Tidak ada kabupaten, provinsi, dan negeri yang miskin.
Yang ada hanyalah kabupaten, provinsi, dan negeri yang salah urus. Para
pemangku kekuasaan harus haus terhadap semua kemungkinan terbaik dan paling
efektif mengelola pembangunan. Termasuk apa yang dialami Bojonegoro, yang
berangkat dari situasi minus.
Pada 1900, Bojonegoro merupakan daerah yang mengalami
endemi poverty. Pada 2000, Bojonegoro masih tercatat sebagai kabupaten
termiskin di Jawa Timur (Jatim). Pada 2008 menjadi nomor 3 daerah termiskin
di Jatim. Selanjutnya, pada 2017, berhasil keluar dari sebutan 10
kabupaten/kota termiskin di Jatim.
Saya menyebut strategi pembangunan Bojonegoro sebagai
Bojonegoro Way. Berikut poin penting tentang pendekatan baru pembangunan
daerah.
Pertama, pembangunan dari rakyat, oleh rakyat, dan untuk
rakyat harus dipahami sebagai upaya pemerintah untuk menjadi bagian dari
solusi atas masalah rakyat. Secara umum, masalah rakyat itu dapat
dikategorikan dalam empat hal: bagaimana hidup lebih sehat sehingga harapan
hidup lebih panjang, bagaimana rakyat lebih cerdas sehingga lebih mampu
mengembangkan potensi dan keterampilan hidupnya untuk dapat meraih hidup yang
lebih baik, bagaimana rakyat lebih produktif menciptakan pendapatan dan daya
beli, serta bagaimana rakyat dapat hidup lebih bahagia. Isu pembangunan
infrastruktur, pengelolaan lingkungan hidup, pembuatan regulasi, dan tata
kelola, misalnya, harus ditempatkan dalam kerangka penyelesaian empat masalah
tersebut.
Kedua, dalam hal pengelolaan anggaran, solusi atas problem
secara berkelanjutan harus menjadi orientasi utamanya (problem driven base).

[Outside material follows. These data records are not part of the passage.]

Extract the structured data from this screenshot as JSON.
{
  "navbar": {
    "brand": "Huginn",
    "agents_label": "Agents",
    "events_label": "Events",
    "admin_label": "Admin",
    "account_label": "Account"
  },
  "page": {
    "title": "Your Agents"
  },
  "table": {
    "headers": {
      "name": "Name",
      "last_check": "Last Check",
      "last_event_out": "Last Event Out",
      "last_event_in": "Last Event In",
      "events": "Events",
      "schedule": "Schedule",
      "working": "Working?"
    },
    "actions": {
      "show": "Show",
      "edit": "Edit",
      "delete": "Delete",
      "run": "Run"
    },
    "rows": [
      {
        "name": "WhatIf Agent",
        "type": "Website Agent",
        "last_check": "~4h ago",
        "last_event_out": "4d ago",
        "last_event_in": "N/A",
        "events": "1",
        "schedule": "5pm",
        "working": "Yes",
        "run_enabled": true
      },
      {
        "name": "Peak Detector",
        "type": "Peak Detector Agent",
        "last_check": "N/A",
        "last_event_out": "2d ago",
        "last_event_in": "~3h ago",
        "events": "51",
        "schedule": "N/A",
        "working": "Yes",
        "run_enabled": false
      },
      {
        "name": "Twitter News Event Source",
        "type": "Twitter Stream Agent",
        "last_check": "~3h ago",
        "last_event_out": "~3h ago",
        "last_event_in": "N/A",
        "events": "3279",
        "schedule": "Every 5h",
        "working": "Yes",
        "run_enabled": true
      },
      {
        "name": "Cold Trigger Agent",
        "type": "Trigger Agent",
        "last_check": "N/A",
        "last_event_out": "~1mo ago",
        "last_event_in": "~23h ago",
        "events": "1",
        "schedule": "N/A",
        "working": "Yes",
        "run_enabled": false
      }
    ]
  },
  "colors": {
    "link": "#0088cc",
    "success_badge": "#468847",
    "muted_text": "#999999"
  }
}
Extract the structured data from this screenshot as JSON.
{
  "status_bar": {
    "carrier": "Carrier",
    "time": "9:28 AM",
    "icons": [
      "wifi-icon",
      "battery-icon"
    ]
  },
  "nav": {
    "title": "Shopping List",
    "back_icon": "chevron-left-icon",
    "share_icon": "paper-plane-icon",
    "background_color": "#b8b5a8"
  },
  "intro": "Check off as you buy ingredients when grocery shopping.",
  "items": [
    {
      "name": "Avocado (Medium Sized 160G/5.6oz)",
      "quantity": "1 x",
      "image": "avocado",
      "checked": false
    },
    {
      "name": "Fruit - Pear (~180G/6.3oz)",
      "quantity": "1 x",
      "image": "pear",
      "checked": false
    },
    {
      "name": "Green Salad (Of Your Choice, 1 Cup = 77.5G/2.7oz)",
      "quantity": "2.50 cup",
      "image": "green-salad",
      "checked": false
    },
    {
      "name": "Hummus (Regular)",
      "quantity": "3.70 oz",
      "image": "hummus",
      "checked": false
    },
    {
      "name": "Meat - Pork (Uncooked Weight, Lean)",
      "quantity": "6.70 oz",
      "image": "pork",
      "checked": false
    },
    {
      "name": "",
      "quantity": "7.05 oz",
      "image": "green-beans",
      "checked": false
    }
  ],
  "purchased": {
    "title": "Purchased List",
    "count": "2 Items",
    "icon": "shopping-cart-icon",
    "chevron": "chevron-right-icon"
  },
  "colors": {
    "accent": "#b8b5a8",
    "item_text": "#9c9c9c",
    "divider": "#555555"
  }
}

Anggaran digunakan bukan untuk menghidupkan struktur organisasi yang ada,
yang kemudian diukur dengan pendekatan performance base. Penciptaan
keuntungan publik (public benefit) lebih diutamakan daripada keuntungan
pemerintah (government profit). Dalam istilah Presiden Joko Widodo, orientasi
penganggaran seperti itu disebut money follow program. Sementara itu,
Bojonegoro Way menyebut money follow program, program follow problem, money
for solution, dan solution for sustainable development.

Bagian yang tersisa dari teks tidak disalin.